Il avait d’ailleurs indiqué devant les sénateurs lors d’une audition intitulée « Les normes comptables au service de l’économie » :
« Je n’hésite pas à dire que de bons comptes font un documentaire ennuyeux. Le problème, c’est que nous avons aussi affaire à d’autres normalisateurs comptables, et notamment internationaux, qui préfèrent les œuvres de fiction plus colorées et excitantes – mais ces œuvres finissent par décrire la réalité comme ils la voudraient, plus que comme elle est. »
La crise financière de 2008, dont l’ampleur a été renforcée par l’usage de ces normes et en particulier de la règle fondamentale de la juste valeur fondée sur le marché, justifiait à ses yeux leur remise partielle en question.
Jérôme Haas souhaitait des normes comptables « simples, sures et stables ». C’est ce qu’il expliquait dans une tribune publiée dans Le Monde du 23 avril 2013 :
« Derrière la technicité de ces documents d’experts, des choix de société se dessinent pour aider à sortir de la crise de la mondialisation financière : préférence pour le présent ou conscience du long terme, diversité des modèles socio-économiques (…).

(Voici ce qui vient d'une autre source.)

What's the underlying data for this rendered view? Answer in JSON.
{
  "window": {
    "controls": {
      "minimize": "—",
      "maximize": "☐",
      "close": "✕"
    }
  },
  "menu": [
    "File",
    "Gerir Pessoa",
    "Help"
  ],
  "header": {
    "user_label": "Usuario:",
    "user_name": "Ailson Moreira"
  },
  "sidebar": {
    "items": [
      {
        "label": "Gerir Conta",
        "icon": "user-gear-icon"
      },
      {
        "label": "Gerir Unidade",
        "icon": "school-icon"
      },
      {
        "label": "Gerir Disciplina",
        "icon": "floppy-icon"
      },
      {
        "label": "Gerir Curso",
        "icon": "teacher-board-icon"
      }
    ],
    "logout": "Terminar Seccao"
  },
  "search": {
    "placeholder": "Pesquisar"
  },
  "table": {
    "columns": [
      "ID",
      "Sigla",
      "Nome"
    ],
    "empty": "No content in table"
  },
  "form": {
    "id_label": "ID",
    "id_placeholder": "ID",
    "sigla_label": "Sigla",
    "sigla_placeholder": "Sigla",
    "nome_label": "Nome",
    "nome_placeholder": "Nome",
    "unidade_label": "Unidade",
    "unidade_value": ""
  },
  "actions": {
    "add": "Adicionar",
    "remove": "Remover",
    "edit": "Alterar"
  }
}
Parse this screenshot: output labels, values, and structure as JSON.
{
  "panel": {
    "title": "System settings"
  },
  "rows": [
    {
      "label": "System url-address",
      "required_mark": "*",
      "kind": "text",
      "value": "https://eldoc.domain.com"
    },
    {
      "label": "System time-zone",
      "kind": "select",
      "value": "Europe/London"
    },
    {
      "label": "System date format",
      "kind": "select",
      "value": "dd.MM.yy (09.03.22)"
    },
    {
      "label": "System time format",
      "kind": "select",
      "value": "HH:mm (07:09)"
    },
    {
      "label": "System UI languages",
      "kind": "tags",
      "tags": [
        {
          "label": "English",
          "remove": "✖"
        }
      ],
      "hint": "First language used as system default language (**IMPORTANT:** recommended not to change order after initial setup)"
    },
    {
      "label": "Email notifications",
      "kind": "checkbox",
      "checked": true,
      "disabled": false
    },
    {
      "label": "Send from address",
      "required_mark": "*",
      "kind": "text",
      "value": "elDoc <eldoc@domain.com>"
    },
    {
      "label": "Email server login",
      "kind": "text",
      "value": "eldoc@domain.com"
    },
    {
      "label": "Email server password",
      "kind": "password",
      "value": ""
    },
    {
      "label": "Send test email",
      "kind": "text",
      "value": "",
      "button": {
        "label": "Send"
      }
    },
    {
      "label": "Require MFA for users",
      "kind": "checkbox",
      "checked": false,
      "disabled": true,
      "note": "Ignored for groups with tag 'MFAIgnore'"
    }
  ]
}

La crise actuelle n’est pas technique. Elle conduit tous les producteurs de règles, et donc nos sociétés entières, à remettre en cause notre horizon de temps, et à imaginer une meilleure articulation entre les espaces mondial et local. »
Pour lui, la comptabilité devait pouvoir refléter la diversité des modèles économiques choisis par les entreprises, et non le carcan unique qu’imposeraient les investisseurs.
Jérôme Haas menait dans son domaine une lutte conceptuelle à contre-courant de l’idéologie du rouleau compresseur mondialiste. Dans ce combat des normes que la France devrait livrer, ce qu’elle ne fait pas, son départ est une grande perte pour notre pays.